The Buffalo Public Art Initiative is sponsored by the Albright-Knox Art Gallery. They are “committed to visual innovation and community engagement” for both permanent and ephemeral works. It is awesome that money and time is being dedicated to the production and display of public art in Buffalo.

Buffalo artists Bruce Adams and Augustina Droze (who also created Grant Street Global Voices with local children) painted large pop art murals on Elmwood and Bidwell and in the Cobblestone district. The Allen Street Art Collective created huge, colorful work dedicated to local artist Spain Rodriguez as well as works on Allen Street Hardware. Buffalo artist Daniel Galas created a new black and gold mural at 72 Jewett Street with different scenes from the community at large.
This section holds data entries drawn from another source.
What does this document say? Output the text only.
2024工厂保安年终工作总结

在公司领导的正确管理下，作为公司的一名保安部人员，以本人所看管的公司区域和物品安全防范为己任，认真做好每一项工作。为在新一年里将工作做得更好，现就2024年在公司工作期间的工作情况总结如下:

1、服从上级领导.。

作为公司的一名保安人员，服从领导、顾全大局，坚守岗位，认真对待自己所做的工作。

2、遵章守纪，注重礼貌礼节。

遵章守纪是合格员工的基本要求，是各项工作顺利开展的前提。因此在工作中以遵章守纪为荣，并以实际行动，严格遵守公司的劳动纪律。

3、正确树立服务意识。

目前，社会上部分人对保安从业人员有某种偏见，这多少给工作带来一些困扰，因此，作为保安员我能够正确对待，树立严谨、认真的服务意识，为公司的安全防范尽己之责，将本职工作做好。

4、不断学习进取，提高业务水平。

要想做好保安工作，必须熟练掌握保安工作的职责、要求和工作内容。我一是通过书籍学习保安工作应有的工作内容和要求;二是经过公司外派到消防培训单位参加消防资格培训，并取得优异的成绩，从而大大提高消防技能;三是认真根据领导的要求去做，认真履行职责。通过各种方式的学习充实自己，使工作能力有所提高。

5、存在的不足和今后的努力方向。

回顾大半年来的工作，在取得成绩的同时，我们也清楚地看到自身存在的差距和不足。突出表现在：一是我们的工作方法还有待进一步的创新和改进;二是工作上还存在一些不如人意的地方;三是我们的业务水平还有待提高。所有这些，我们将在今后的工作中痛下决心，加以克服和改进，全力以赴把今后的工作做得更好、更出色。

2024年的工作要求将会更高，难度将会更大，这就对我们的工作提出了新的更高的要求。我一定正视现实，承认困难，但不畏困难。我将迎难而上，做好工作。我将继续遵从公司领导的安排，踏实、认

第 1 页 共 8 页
Shasti O’Leary Soudant is one of my favorite local art stars: Check out her large, colorful piece, Gut Flora, in the Allen Street NFTA station. 

Some of my favorite local public art is by Bre Zo. Her beautiful figures are magical and scattered as wheat pastes across Buffalo. I also really love Chow Monstro’s work; his most visible emblem is the Mickey Mouse skull. Max Collins’s Push on Grant is beautiful. Chuck Tingley is an incredible muralist—one of my favorites is a small painting of a woman painted on a utility box on Elmwood. Nietzsche’s Without Music Life Is a Mistake is an incredible addition to a local live music mecca by local muralists Yames and Tom Holt, who also painted the Could Be Wild building and are part of the new Pine Apple art collective and shop at 224 Allen. 

Perhaps the most emotional recent public art piece is Ray of Light, a mural  of peace doves painted on the opening of Masten Park, in honor of a mother of seven who was murdered. It is a project sponsored by the city and her family. 

We need to be more like Montreal, which hosts a huge street art/mural festival each year celebrating local and worldwide artists. Philadelphia hosts more than 3,600 murals; they started their initiative in the 1980s to combat graffiti.

Buffalo artists need to hit up business owners and get their art in windows and on buildings. The ideal is to get paid, but sometimes in order to get your images visible, you need to be creative. It is illegal to “deface” private or public property, and not all of us are Banksy, so be careful and know the repercussions.

Why are there blank, peeling walls when they can be filled with new art? Why are there out-of-work artists when there is so much work that needs to be done? When artists come from another city they have an edge, a mystique, an air of coolness and extreme new that a local might not have. 

What we do have is heart and emotional connection to those walls. They are our walls—let’s reclaim them!